In the past few weeks we’ve received numerous questions in the wake of media reports on Health Canada’s regulatory actions concerning certain experimental cell therapies. Some media reports on Health Canada’s movements were confusing, causing Health Canada to clarify its actions with a second release last week. Here, in this article, we’ll explain what happened, with a view to differentiating the advanced treatments that Medcan provides from the experimental therapies that were the subject of the government’s regulatory actions.
Back in May 2019, Health Canada put out a release that criticized some clinics for providing “unauthorized cell therapies, such as stem-cell therapy.” Medcan was not one of the clinics affected, nor does it provide stem-cell injections as therapies. However, at least one media report earlier in July grouped platelet-rich plasma (PRP) treatments into the therapies being criticized by Health Canada. Medcan does provide PRP treatments.
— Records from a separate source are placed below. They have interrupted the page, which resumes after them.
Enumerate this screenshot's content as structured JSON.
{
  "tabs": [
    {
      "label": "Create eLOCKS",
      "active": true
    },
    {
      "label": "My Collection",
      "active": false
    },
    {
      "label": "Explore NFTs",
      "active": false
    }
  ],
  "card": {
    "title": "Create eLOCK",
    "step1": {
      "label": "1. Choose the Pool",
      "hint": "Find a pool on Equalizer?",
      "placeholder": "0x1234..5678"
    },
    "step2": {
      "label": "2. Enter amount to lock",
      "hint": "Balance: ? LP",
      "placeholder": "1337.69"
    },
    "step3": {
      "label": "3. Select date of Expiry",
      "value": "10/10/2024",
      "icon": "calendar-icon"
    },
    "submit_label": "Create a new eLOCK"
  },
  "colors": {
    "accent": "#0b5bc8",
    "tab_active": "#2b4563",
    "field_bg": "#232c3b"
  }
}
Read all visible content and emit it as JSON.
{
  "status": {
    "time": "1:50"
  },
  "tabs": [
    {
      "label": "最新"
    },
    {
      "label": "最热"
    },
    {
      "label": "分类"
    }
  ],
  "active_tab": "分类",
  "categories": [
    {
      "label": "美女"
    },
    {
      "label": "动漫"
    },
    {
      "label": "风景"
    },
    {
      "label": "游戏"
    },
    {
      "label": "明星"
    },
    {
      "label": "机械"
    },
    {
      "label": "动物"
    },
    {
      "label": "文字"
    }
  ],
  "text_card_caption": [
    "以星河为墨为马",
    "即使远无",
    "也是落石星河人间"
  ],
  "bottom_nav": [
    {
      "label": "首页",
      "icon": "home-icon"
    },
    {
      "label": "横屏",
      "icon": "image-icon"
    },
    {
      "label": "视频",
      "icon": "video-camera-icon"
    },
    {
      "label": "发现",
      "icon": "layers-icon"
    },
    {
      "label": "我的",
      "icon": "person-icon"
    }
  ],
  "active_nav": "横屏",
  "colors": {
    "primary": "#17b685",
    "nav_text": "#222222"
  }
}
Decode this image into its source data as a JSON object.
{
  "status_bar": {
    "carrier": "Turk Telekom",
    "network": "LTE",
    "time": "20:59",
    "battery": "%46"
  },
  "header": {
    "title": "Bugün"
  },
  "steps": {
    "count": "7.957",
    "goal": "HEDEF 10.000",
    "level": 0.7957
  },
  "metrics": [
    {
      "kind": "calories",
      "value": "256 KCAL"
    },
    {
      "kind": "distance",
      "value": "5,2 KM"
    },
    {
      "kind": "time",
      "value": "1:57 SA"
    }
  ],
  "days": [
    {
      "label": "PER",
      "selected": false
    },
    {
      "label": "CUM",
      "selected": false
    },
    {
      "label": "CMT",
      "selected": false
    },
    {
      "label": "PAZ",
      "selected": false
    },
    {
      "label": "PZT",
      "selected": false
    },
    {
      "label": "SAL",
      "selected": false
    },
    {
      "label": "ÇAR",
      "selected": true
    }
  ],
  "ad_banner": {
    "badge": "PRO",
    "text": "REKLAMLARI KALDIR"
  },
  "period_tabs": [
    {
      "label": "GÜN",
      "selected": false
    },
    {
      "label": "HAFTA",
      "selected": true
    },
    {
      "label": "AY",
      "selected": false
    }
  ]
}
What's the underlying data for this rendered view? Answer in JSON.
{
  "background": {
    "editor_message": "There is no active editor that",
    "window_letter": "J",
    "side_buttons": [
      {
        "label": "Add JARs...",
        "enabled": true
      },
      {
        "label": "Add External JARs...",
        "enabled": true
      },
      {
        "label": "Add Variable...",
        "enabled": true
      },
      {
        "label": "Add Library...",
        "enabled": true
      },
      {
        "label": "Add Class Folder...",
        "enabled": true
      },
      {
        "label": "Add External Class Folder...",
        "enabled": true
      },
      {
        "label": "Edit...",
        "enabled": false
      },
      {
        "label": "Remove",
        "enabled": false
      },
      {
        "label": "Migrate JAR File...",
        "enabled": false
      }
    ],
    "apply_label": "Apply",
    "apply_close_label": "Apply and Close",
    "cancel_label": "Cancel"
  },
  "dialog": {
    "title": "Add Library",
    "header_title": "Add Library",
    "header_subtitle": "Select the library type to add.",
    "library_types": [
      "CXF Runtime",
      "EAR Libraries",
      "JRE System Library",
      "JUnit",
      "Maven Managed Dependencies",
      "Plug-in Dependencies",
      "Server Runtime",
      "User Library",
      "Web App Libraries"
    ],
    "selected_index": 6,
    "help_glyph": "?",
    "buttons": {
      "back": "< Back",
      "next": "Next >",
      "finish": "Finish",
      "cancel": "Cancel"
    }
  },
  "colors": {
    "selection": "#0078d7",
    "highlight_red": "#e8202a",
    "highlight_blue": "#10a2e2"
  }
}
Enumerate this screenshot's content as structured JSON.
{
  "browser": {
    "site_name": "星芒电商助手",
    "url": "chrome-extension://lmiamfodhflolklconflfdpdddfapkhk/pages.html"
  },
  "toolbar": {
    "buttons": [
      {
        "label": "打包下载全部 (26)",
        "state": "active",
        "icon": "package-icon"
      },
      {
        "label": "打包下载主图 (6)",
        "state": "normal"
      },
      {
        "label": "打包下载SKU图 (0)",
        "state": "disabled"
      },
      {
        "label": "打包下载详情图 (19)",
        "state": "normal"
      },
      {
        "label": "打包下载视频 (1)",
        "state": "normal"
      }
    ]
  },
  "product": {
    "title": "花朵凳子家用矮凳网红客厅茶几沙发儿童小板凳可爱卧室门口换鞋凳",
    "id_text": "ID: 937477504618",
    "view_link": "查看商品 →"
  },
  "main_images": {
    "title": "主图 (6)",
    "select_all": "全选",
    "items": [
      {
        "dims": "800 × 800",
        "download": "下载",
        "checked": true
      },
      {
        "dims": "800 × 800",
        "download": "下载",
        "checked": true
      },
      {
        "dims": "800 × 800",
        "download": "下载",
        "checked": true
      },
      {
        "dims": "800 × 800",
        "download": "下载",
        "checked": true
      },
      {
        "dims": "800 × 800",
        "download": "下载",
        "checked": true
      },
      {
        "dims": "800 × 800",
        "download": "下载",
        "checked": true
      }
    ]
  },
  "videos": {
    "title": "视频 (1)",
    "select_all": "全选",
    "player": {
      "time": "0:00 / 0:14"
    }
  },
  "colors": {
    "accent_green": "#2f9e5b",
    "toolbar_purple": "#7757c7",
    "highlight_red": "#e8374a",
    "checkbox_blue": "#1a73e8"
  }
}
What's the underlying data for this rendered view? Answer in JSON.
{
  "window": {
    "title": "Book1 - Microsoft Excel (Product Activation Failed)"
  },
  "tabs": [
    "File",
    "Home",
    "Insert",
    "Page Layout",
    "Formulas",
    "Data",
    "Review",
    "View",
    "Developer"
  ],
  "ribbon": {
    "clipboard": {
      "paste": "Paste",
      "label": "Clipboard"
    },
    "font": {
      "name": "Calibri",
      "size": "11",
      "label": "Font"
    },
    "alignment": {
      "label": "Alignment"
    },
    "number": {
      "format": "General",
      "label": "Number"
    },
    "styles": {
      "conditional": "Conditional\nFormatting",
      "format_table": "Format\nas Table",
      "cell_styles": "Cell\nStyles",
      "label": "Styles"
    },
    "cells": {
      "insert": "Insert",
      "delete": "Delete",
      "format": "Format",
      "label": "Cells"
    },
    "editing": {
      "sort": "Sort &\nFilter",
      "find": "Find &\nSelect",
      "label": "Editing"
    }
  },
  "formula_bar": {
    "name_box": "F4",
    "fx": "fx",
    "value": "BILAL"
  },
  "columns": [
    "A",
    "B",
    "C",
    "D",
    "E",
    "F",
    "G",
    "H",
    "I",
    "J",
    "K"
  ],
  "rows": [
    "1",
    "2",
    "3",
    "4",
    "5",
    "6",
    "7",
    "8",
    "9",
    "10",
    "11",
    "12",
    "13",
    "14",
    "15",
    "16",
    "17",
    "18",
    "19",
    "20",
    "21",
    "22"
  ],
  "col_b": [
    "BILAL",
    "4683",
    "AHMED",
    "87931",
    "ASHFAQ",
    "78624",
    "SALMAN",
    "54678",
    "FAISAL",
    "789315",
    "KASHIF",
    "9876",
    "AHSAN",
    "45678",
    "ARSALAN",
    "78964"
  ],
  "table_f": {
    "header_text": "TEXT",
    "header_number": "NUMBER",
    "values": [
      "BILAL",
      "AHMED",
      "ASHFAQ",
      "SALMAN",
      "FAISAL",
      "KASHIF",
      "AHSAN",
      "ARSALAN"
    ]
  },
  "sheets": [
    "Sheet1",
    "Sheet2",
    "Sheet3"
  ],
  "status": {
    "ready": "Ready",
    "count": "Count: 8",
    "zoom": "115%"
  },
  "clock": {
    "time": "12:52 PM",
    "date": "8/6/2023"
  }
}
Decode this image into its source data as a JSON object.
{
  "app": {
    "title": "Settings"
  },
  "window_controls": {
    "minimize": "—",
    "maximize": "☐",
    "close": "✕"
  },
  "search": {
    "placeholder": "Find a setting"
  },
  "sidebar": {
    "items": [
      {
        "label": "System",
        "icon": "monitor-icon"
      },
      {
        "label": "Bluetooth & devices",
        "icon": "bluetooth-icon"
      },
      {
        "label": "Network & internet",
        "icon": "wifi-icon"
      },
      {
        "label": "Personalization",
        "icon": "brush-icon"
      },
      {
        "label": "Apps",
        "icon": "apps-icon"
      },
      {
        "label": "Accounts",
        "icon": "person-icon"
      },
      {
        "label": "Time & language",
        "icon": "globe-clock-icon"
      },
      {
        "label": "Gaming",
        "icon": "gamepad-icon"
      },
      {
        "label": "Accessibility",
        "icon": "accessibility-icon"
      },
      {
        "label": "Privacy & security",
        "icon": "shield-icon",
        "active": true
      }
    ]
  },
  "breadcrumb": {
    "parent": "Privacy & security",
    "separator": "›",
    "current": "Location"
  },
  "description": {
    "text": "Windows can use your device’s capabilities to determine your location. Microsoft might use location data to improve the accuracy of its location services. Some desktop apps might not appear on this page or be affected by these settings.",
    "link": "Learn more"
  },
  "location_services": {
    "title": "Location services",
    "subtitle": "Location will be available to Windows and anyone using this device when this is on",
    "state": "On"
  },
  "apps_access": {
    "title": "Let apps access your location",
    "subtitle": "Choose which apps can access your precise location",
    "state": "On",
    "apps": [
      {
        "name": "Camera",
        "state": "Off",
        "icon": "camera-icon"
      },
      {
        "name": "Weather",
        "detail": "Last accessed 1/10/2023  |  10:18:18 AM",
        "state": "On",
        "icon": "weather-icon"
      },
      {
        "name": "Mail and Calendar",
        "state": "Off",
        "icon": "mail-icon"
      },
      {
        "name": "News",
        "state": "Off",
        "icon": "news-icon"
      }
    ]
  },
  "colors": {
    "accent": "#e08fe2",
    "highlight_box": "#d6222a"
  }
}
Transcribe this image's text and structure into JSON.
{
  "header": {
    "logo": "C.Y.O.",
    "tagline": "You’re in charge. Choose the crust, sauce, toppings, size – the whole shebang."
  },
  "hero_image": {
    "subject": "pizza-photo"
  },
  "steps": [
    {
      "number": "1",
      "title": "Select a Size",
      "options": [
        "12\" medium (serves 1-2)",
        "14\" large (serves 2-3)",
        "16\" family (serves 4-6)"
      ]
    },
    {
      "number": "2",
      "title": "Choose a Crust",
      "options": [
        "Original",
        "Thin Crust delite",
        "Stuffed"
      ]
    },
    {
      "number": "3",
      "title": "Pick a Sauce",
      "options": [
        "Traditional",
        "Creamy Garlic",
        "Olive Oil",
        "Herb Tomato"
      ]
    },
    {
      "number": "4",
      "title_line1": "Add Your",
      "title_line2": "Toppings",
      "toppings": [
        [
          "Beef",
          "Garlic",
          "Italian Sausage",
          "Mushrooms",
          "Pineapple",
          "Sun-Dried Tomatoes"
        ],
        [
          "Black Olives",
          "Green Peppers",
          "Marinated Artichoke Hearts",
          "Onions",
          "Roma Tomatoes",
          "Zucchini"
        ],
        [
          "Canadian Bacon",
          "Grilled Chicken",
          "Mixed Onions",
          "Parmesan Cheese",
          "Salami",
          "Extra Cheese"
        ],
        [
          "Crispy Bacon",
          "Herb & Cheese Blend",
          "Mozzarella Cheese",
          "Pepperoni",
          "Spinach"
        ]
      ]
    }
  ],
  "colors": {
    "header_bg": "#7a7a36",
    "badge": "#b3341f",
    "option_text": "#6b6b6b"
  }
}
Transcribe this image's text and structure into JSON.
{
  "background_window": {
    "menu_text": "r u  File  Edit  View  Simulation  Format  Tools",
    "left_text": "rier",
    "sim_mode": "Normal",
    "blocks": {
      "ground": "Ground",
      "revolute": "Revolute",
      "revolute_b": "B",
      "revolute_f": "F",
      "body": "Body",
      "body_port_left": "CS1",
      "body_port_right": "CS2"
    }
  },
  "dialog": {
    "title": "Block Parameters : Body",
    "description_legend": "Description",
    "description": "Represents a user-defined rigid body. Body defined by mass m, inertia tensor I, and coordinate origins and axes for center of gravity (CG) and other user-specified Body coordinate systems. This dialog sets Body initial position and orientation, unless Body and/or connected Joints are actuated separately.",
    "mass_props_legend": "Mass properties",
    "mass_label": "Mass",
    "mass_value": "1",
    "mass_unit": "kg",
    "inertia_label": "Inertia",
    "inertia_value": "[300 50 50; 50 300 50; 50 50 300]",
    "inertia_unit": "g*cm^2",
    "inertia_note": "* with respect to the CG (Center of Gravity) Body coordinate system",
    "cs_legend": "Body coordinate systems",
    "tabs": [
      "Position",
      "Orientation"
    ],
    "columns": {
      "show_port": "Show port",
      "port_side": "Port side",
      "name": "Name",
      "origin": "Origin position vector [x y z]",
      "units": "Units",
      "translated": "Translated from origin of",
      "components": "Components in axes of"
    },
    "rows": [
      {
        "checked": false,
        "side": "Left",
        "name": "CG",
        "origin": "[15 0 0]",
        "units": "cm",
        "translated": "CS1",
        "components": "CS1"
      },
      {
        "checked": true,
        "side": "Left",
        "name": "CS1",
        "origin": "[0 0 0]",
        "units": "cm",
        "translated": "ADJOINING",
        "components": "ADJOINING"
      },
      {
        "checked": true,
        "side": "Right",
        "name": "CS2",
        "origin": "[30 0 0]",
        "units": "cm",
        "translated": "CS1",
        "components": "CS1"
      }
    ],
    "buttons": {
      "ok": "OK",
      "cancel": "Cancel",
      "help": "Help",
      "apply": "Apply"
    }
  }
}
The move prompted Health Canada last week to clarify that it did not mean to criticize PRP therapies in its regulatory actions. “Health Canada would like to clarify for patients and practitioners that Platelet Rich Plasma (PRP) treatments, including Platelet Rich Fibrin treatments, are not the same as cell therapies and, as a result, are not subject to Health Canada’s Policy Position Paper on Autologous Cell Therapy Products,” the report clarified. In addition, Health Canada said in an email to CTV News, “The administration of PRP may be considered to be an established medical practice by provincial health care professional colleges in instances where autologous PRP is obtained by the centrifugation of whole blood which is then injected immediately into patients by licenced health care practitioners operating under their scope of practice.”
PRP and autologous stem-cell injections amount to two different therapies with profoundly different evidence bases. Medcan prides itself on its ability to be among the first in this country to provide advanced medical treatments, including the use of PRP, which has become popular over the last decade to treat the symptoms of various diseases because it contains high concentrations of the body’s own growth factors, which are thought to stimulate tissue repair and regeneration, promote healing and relieve pain.
To create platelet-rich plasma, a small amount of blood is drawn from the patient’s own body and placed into a test tube. The tube is then centrifuged to differentiate the various components, resulting in a layer of platelets concentrated in blood plasma. It is this layer that can then be injected into the patient’s own body. Because PRP is drawn from one’s own body, there is little probability of its use triggering allergic or other reactions—resulting in a uniquely safe and effective therapy.
PRP is used as a therapy in the Refine by Medcan dermatology clinic as well as in our orthopaedic clinic for numerous purposes, including:¸
At Refine by Medcan we provide PRP treatments based on a large body of published scientific evidence. For example, scientific evidence suggests that the high concentration of platelets in PRP supply growth factors which promote tissue regeneration. Clinical studies have shown that PRP is beneficial in wound healing, skin rejuvenation, hair loss, arthritis and tendon problems. “We stand behind the longstanding evidence that PRP is a proven, safe treatment for hair loss and skin rejuvenation,” said Dr. Julia Carroll, Medcan’s director of dermatology. “We will continue to perform these treatments and give our patients the excellent results you’ve grown to expect from our team of board-certified dermatologists.”
One important thing to note about platelet-rich plasma therapies, said Medcan’s Dr. Sebastian Rodriguez-Elizalde, an orthopaedic surgeon, is that in the case of osteoarthritis, PRP is meant to manage a condition, rather than cure it outright.
“Platelet-rich plasma as a therapy for knee pain has been well studied in the orthopaedic literature,” said Dr. Rodriguez. “Multiple studies have demonstrated its efficacy in reducing pain, swelling and dysfunction in diseased joints, with the effects lasting from weeks to several months. However, PRP will not cure the joint of arthritis permanently.”
“It’s safe, it works and it’s studied, and for me, that’s why we continue to use it,” Dr. Rodriguez said.